Robert Lane Visually interactive PowerPoint design Advocates the relational presentation approach.

Presenters must assure that slides follow good cognitive design principles. Something as simple as having only one main idea per slide makes a huge difference.

Unless the goal is to show crucial connections between separate pieces of knowledge, absolutely do not place numerous ideas (or multiple bullet points) on a single slide.

Bullet points longer than 5 words belong in a handout, not on a slide. Simple text phrases speed up verbal processing and cause less conflict with a speaker’s words. Spoken words can fill in extra detail.

Becoming visually interactive with audiences requires a radical shift in thinking. A speaker must move beyond a single-slide-show-mentality and begin delivering many slide shows during performances. That is, he or she divides content into numerous small shows and links those shows together, to facilitate finding individual topics on demand. The resulting PowerPoint-based structure resembles a Web site in many respects and requires the same kind of organizational strategies used by Web site, video game, and database designers.

Rowan Manahan PowerPoint design in 2009 Use presenter view (much better in PP 2007) so that can have less text on screen.

So, as the presenter, you can move to a less text-dependent style of slides, but still have the security blanket of having your detailed speakers notes clearly visible.

Scott Schwertly Presentation Design in 2009

Add more storytelling to PowerPoint presentations this year.

Simon Raybould A wishlist for presentations in 2009 Big fonts, face the audience, put details in handout.

Well firstly I’d like to see the ability of PowerPoint, Keynote, Impress (or whatever) to actually write in anything under 36 Pt removed – or at least wired to the power supply of the computer like this… for every point under 36 the user tried to use, they got 5 Volts of shock. Writing in 24 Pt gives 55Volts, which should be enough to draw anyone’s attention to the fact they’re doing something stupid, right? Writing in 14 Pt should pretty well fry someone’s fingers.

My suggestion is to keep your slides clean and simple (ideas, not details) but to have the details available for your audience somehow.

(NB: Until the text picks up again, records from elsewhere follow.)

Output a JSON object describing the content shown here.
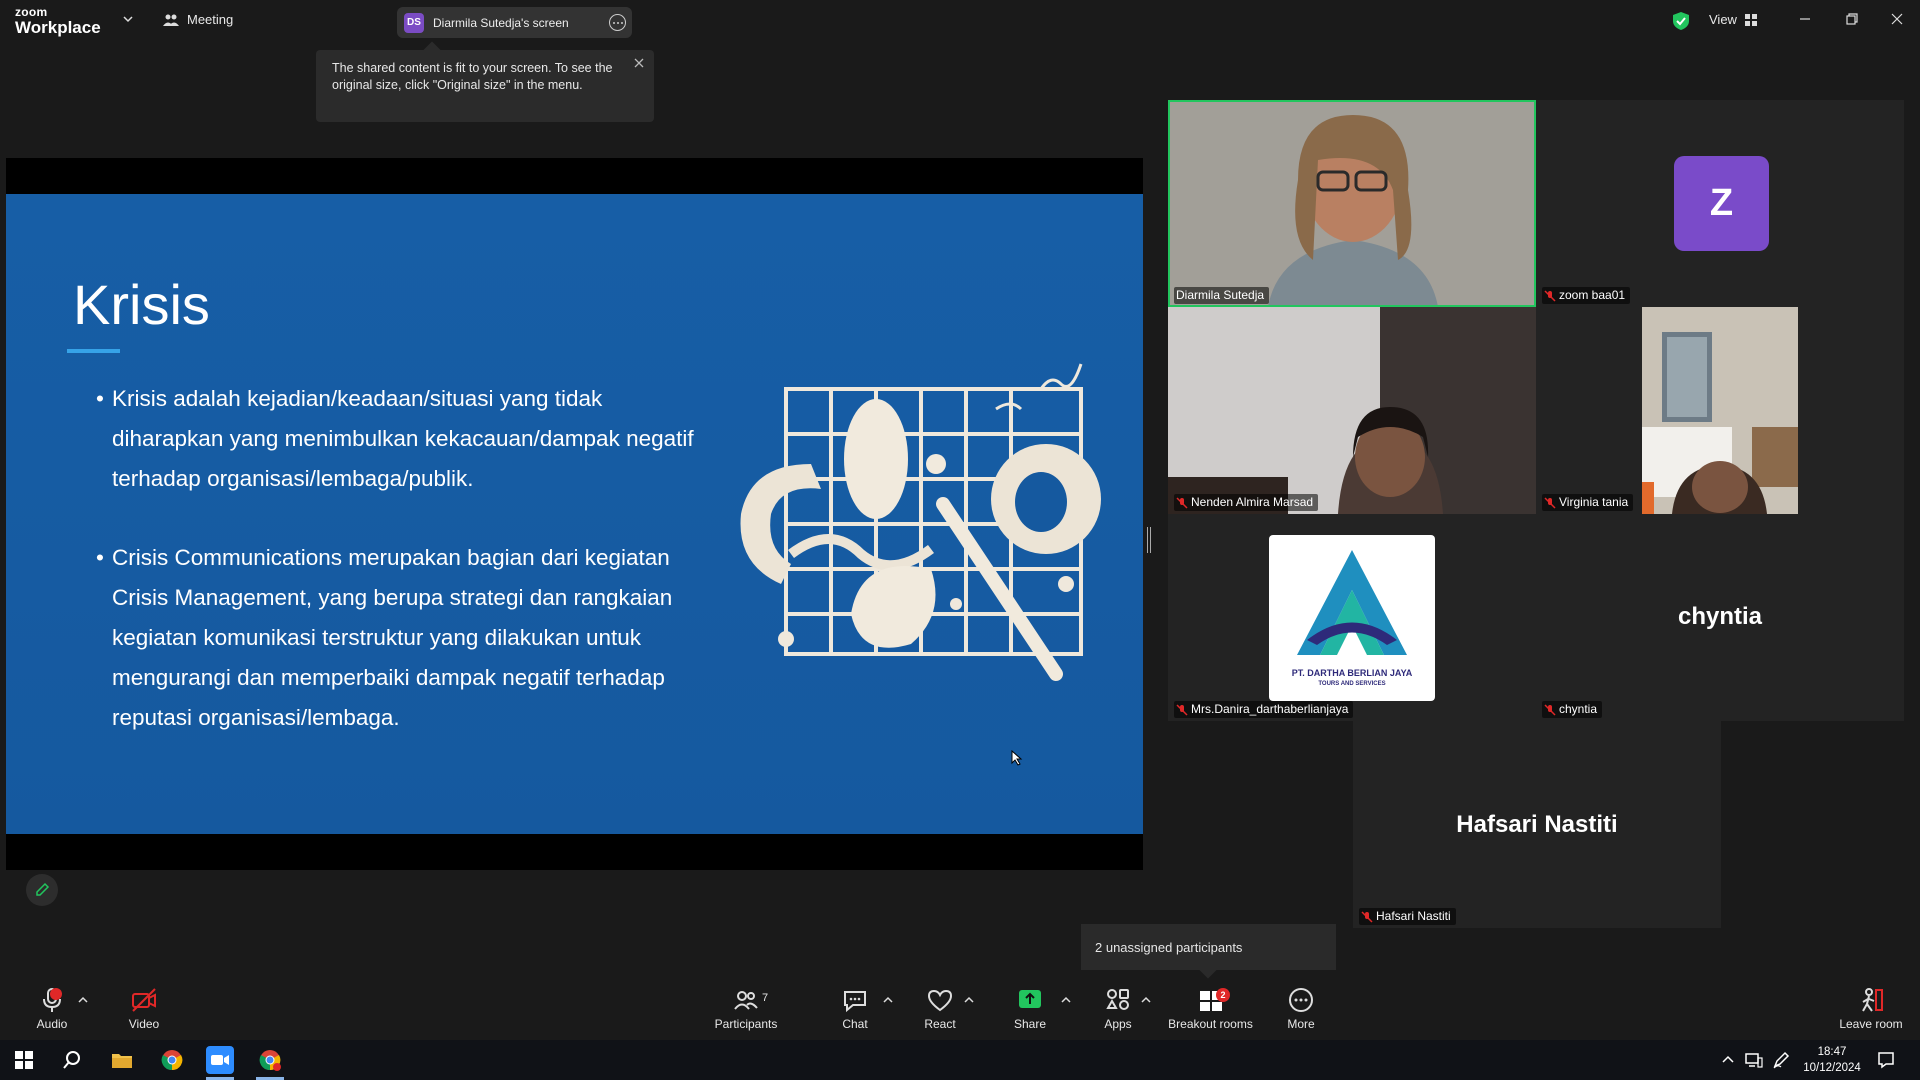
{
  "topbar": {
    "brand_small": "zoom",
    "brand_main": "Workplace",
    "meeting_label": "Meeting",
    "screen_badge": "DS",
    "screen_title": "Diarmila Sutedja's screen",
    "view_label": "View"
  },
  "tooltip": {
    "text": "The shared content is fit to your screen. To see the original size, click \"Original size\" in the menu."
  },
  "slide": {
    "title": "Krisis",
    "bullets": [
      "Krisis adalah kejadian/keadaan/situasi yang tidak diharapkan yang menimbulkan kekacauan/dampak negatif terhadap organisasi/lembaga/publik.",
      "Crisis Communications merupakan bagian dari kegiatan Crisis Management, yang berupa strategi dan rangkaian kegiatan komunikasi terstruktur yang dilakukan untuk mengurangi  dan memperbaiki dampak negatif terhadap reputasi organisasi/lembaga."
    ]
  },
  "gallery": {
    "participants": [
      {
        "name": "Diarmila Sutedja",
        "muted": false,
        "active": true
      },
      {
        "name": "zoom baa01",
        "muted": true,
        "avatar": "Z"
      },
      {
        "name": "Nenden Almira Marsad",
        "muted": true
      },
      {
        "name": "Virginia tania",
        "muted": true
      },
      {
        "name": "Mrs.Danira_darthaberlianjaya",
        "muted": true,
        "logo_text": "PT. DARTHA BERLIAN JAYA",
        "logo_sub": "TOURS AND SERVICES"
      },
      {
        "name": "chyntia",
        "muted": true,
        "big_name": "chyntia"
      },
      {
        "name": "Hafsari Nastiti",
        "muted": true,
        "big_name": "Hafsari Nastiti"
      }
    ]
  },
  "unassigned": {
    "text": "2 unassigned participants"
  },
  "toolbar": {
    "audio": "Audio",
    "video": "Video",
    "participants": "Participants",
    "participants_count": "7",
    "chat": "Chat",
    "react": "React",
    "share": "Share",
    "apps": "Apps",
    "breakout": "Breakout rooms",
    "breakout_badge": "2",
    "more": "More",
    "leave": "Leave room"
  },
  "taskbar": {
    "time": "18:47",
    "date": "10/12/2024"
  },
  "colors": {
    "active_border": "#22c55e",
    "slide_bg": "#175ea6",
    "accent_underline": "#36a3e8",
    "avatar_purple": "#7a4bc9",
    "muted_red": "#e02828",
    "share_green": "#22c55e"
  }
}
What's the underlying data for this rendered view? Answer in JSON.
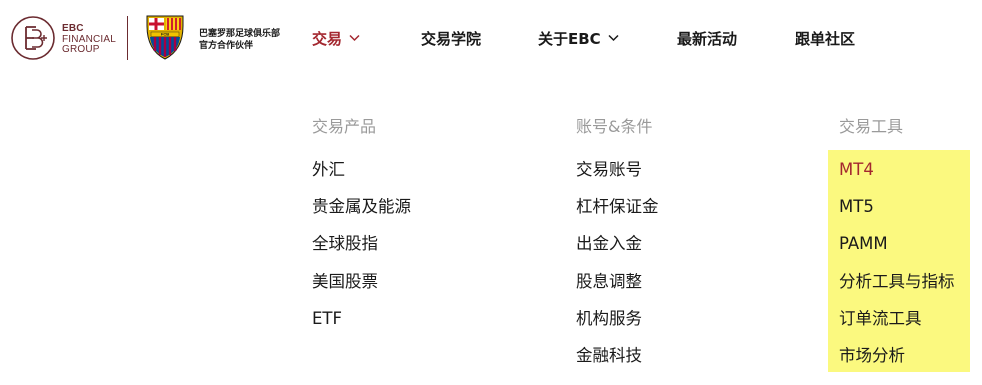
{
  "brand": {
    "abbr": "EBC",
    "line1": "EBC",
    "line2": "FINANCIAL",
    "line3": "GROUP",
    "color": "#6b2b30",
    "partner_line1": "巴塞罗那足球俱乐部",
    "partner_line2": "官方合作伙伴",
    "crest_letters": "FCB"
  },
  "nav": {
    "trade": "交易",
    "academy": "交易学院",
    "about": "关于EBC",
    "events": "最新活动",
    "community": "跟单社区",
    "active_color": "#a3272f"
  },
  "dropdown": {
    "columns": [
      {
        "heading": "交易产品",
        "items": [
          "外汇",
          "贵金属及能源",
          "全球股指",
          "美国股票",
          "ETF"
        ]
      },
      {
        "heading": "账号&条件",
        "items": [
          "交易账号",
          "杠杆保证金",
          "出金入金",
          "股息调整",
          "机构服务",
          "金融科技"
        ]
      },
      {
        "heading": "交易工具",
        "items": [
          "MT4",
          "MT5",
          "PAMM",
          "分析工具与指标",
          "订单流工具",
          "市场分析"
        ]
      }
    ],
    "highlight_color": "#fbf97f"
  }
}
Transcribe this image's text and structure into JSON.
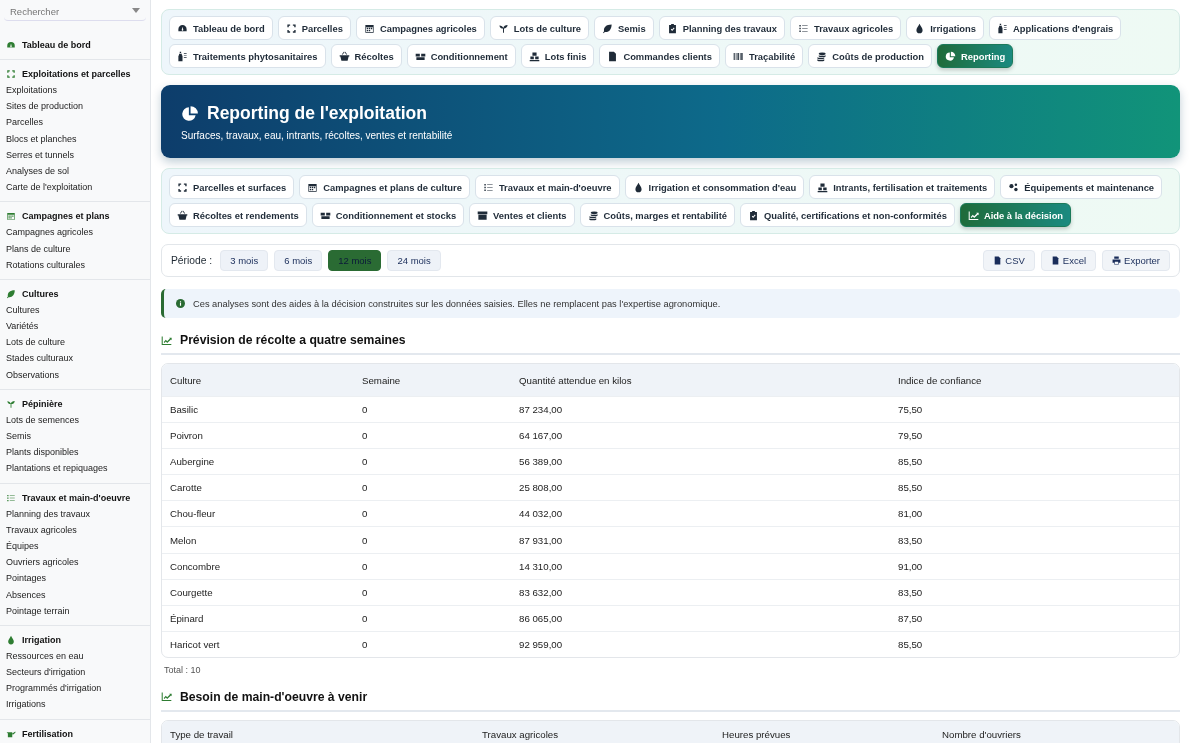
{
  "sidebar": {
    "search": {
      "placeholder": "Rechercher"
    },
    "sections": [
      {
        "title": "Tableau de bord"
      },
      {
        "title": "Exploitations et parcelles",
        "items": [
          "Exploitations",
          "Sites de production",
          "Parcelles",
          "Blocs et planches",
          "Serres et tunnels",
          "Analyses de sol",
          "Carte de l'exploitation"
        ]
      },
      {
        "title": "Campagnes et plans",
        "items": [
          "Campagnes agricoles",
          "Plans de culture",
          "Rotations culturales"
        ]
      },
      {
        "title": "Cultures",
        "items": [
          "Cultures",
          "Variétés",
          "Lots de culture",
          "Stades culturaux",
          "Observations"
        ]
      },
      {
        "title": "Pépinière",
        "items": [
          "Lots de semences",
          "Semis",
          "Plants disponibles",
          "Plantations et repiquages"
        ]
      },
      {
        "title": "Travaux et main-d'oeuvre",
        "items": [
          "Planning des travaux",
          "Travaux agricoles",
          "Équipes",
          "Ouvriers agricoles",
          "Pointages",
          "Absences",
          "Pointage terrain"
        ]
      },
      {
        "title": "Irrigation",
        "items": [
          "Ressources en eau",
          "Secteurs d'irrigation",
          "Programmés d'irrigation",
          "Irrigations"
        ]
      },
      {
        "title": "Fertilisation"
      }
    ]
  },
  "top_tabs": [
    {
      "label": "Tableau de bord",
      "selected": false
    },
    {
      "label": "Parcelles",
      "selected": false
    },
    {
      "label": "Campagnes agricoles",
      "selected": false
    },
    {
      "label": "Lots de culture",
      "selected": false
    },
    {
      "label": "Semis",
      "selected": false
    },
    {
      "label": "Planning des travaux",
      "selected": false
    },
    {
      "label": "Travaux agricoles",
      "selected": false
    },
    {
      "label": "Irrigations",
      "selected": false
    },
    {
      "label": "Applications d'engrais",
      "selected": false
    },
    {
      "label": "Traitements phytosanitaires",
      "selected": false
    },
    {
      "label": "Récoltes",
      "selected": false
    },
    {
      "label": "Conditionnement",
      "selected": false
    },
    {
      "label": "Lots finis",
      "selected": false
    },
    {
      "label": "Commandes clients",
      "selected": false
    },
    {
      "label": "Traçabilité",
      "selected": false
    },
    {
      "label": "Coûts de production",
      "selected": false
    },
    {
      "label": "Reporting",
      "selected": true
    }
  ],
  "header": {
    "title": "Reporting de l'exploitation",
    "subtitle": "Surfaces, travaux, eau, intrants, récoltes, ventes et rentabilité"
  },
  "report_tabs": [
    {
      "label": "Parcelles et surfaces",
      "selected": false
    },
    {
      "label": "Campagnes et plans de culture",
      "selected": false
    },
    {
      "label": "Travaux et main-d'oeuvre",
      "selected": false
    },
    {
      "label": "Irrigation et consommation d'eau",
      "selected": false
    },
    {
      "label": "Intrants, fertilisation et traitements",
      "selected": false
    },
    {
      "label": "Équipements et maintenance",
      "selected": false
    },
    {
      "label": "Récoltes et rendements",
      "selected": false
    },
    {
      "label": "Conditionnement et stocks",
      "selected": false
    },
    {
      "label": "Ventes et clients",
      "selected": false
    },
    {
      "label": "Coûts, marges et rentabilité",
      "selected": false
    },
    {
      "label": "Qualité, certifications et non-conformités",
      "selected": false
    },
    {
      "label": "Aide à la décision",
      "selected": true
    }
  ],
  "period": {
    "label": "Période :",
    "options": [
      {
        "label": "3 mois",
        "selected": false
      },
      {
        "label": "6 mois",
        "selected": false
      },
      {
        "label": "12 mois",
        "selected": true
      },
      {
        "label": "24 mois",
        "selected": false
      }
    ],
    "exports": [
      "CSV",
      "Excel",
      "Exporter"
    ]
  },
  "notice": "Ces analyses sont des aides à la décision construites sur les données saisies. Elles ne remplacent pas l'expertise agronomique.",
  "forecast": {
    "title": "Prévision de récolte a quatre semaines",
    "columns": [
      "Culture",
      "Semaine",
      "Quantité attendue en kilos",
      "Indice de confiance"
    ],
    "rows": [
      [
        "Basilic",
        "0",
        "87 234,00",
        "75,50"
      ],
      [
        "Poivron",
        "0",
        "64 167,00",
        "79,50"
      ],
      [
        "Aubergine",
        "0",
        "56 389,00",
        "85,50"
      ],
      [
        "Carotte",
        "0",
        "25 808,00",
        "85,50"
      ],
      [
        "Chou-fleur",
        "0",
        "44 032,00",
        "81,00"
      ],
      [
        "Melon",
        "0",
        "87 931,00",
        "83,50"
      ],
      [
        "Concombre",
        "0",
        "14 310,00",
        "91,00"
      ],
      [
        "Courgette",
        "0",
        "83 632,00",
        "83,50"
      ],
      [
        "Épinard",
        "0",
        "86 065,00",
        "87,50"
      ],
      [
        "Haricot vert",
        "0",
        "92 959,00",
        "85,50"
      ]
    ],
    "total": "Total : 10"
  },
  "labour": {
    "title": "Besoin de main-d'oeuvre à venir",
    "columns": [
      "Type de travail",
      "Travaux agricoles",
      "Heures prévues",
      "Nombre d'ouvriers"
    ]
  }
}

Perhaps this could be done by

  • having well-written hand-outs to leave behind after the presentation for those who want to know the whys and where-fores. These will have to be different from the slides of course!
  • cover the details verbally at an appropriate level – although this degree of ‘on the fly’ work can be challenging
  • have some detail slides available in your deck which are shown or not depending on what the audience need at the time

Terry Gault What I’d like to see in PowerPoint slide design in 2009 Telling a story that your audience buys into is more critical than providing data and analysis.

The key is that the story must reflect a fundamental truth that the audience buys into.  If it does not buy into it, data and analysis will NOT add any value whatsoever, and may actually muddy the waters.  I am not saying “Don’t do analysis” or “Don’t have data to support your case.”  You should do your homework and have those at the ready, if it’s asked for.  My experience is that audiences simply don’t need data and analysis to make a decision.  They are comparing your story to their own real-world experience.  If your story passes the basic “sniff test” (“Do I believe this story?”) audiences rarely care about your data and analysis.

Wayne Botha Are we there yet? Rehearsal important. “Let’s worship my slides together” phenomena. Prepare your presentation first then see if PP appropriate.

I see some presenters have created a new problem which I term “Let’s worship my slides together”. Some slide presentations are works of art. Clear, high resolution, well balanced photos meticulously assembled into a stunning display of artistic creativity. In fact, the presenter is often so impressed with the slide show that he constantly points to the slides almost if he is worshipping the slides. “Let’s worship my slides together” problem obfuscates the real reason for the presentation in the first place, which is to communicate a message to your audience.

xiaoxiaosunXiaoxiaosun PowerPoint slide design in 2009. Be clear.

The slides should be simple, clear and easy to understand.